Dissecting the spatiotemporal regulation of the cell cycle using phosphoproteomics and highlighting functional differences within proteoform families

Protein-coding genes are expressed as dynamic ensembles of unique molecular forms known as proteoforms, and differences between their amino acid sequences or post-translational modifications can imbue important functional differences. These functional differences help to drive fundamental biological processes, such as the cell cycle, a highly conserved process during which a cell grows and divides into two daughter cells. Post-translational modifications in particular can impact the localization of proteins and create important functional differences and compartmentalization of proteoform families. We have conducted a deep phosphoproteomic study of the cell cycle using bottom-up phosphoproteomics to identify over 77,000 phosphosites in U-2 OS cells following fluorescence-aided cell sorting using FUCCI cell cycle markers.
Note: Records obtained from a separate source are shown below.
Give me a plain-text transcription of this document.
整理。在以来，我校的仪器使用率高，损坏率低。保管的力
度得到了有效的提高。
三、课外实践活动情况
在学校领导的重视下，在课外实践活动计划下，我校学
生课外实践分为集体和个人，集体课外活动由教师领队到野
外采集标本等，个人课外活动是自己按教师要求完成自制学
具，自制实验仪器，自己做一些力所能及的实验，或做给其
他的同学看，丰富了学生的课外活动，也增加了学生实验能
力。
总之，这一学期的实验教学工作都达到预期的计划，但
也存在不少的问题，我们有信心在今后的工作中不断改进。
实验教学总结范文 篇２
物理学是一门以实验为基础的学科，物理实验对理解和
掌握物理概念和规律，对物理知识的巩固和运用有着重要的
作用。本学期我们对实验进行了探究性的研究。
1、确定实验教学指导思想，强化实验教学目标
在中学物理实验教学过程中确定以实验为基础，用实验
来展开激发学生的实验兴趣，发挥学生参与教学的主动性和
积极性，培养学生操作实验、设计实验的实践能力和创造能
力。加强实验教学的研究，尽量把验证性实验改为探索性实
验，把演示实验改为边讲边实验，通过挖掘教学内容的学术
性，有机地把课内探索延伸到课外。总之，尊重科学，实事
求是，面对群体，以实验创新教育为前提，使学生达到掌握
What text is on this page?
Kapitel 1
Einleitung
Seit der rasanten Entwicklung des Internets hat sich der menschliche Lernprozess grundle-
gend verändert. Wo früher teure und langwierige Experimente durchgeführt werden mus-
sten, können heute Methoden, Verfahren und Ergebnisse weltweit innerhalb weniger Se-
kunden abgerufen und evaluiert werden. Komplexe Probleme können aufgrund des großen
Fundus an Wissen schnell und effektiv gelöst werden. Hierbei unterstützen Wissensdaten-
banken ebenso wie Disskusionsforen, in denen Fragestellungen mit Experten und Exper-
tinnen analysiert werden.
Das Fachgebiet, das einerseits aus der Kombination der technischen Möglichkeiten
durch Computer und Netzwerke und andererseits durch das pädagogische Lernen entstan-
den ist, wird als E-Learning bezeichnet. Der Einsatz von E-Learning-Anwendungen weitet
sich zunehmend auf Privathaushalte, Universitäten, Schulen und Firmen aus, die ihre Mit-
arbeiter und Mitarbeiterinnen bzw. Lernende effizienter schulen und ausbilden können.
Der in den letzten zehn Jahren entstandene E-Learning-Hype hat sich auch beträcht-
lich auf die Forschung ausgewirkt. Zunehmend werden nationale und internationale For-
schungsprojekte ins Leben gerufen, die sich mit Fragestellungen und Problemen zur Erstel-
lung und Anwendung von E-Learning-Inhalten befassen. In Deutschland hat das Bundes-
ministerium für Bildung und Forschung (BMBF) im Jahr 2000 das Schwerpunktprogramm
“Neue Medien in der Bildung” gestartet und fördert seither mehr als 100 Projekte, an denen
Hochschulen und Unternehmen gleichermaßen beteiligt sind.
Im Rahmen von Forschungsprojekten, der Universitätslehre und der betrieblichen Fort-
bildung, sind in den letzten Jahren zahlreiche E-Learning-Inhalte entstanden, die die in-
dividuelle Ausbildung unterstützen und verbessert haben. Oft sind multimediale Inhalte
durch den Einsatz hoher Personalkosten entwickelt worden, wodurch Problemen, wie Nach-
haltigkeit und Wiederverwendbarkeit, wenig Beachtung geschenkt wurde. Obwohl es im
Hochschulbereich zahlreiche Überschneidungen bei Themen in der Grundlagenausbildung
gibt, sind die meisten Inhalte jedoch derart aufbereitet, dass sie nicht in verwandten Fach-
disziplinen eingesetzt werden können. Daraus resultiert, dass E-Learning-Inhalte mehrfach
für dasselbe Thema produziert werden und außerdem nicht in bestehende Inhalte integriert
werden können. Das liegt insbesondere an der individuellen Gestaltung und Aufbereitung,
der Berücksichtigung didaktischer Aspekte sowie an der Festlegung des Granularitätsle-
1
These results have expanded the network of cell cycle regulation, with over 4,000 phosphosites displaying abundance changes over the cell cycle, including sites that may be linked to protein translocation events and protein abundance changes independent of RNA levels. These phosphopeptide results provide insights into the origins of cell-to-cell heterogeneity of proteoform expression, including that introduced by the cell cycle, which have relevance in studying human health and diseases such as cancer, and which provide fodder for interrogating the proteoform systems biology of the cell cycle in the future.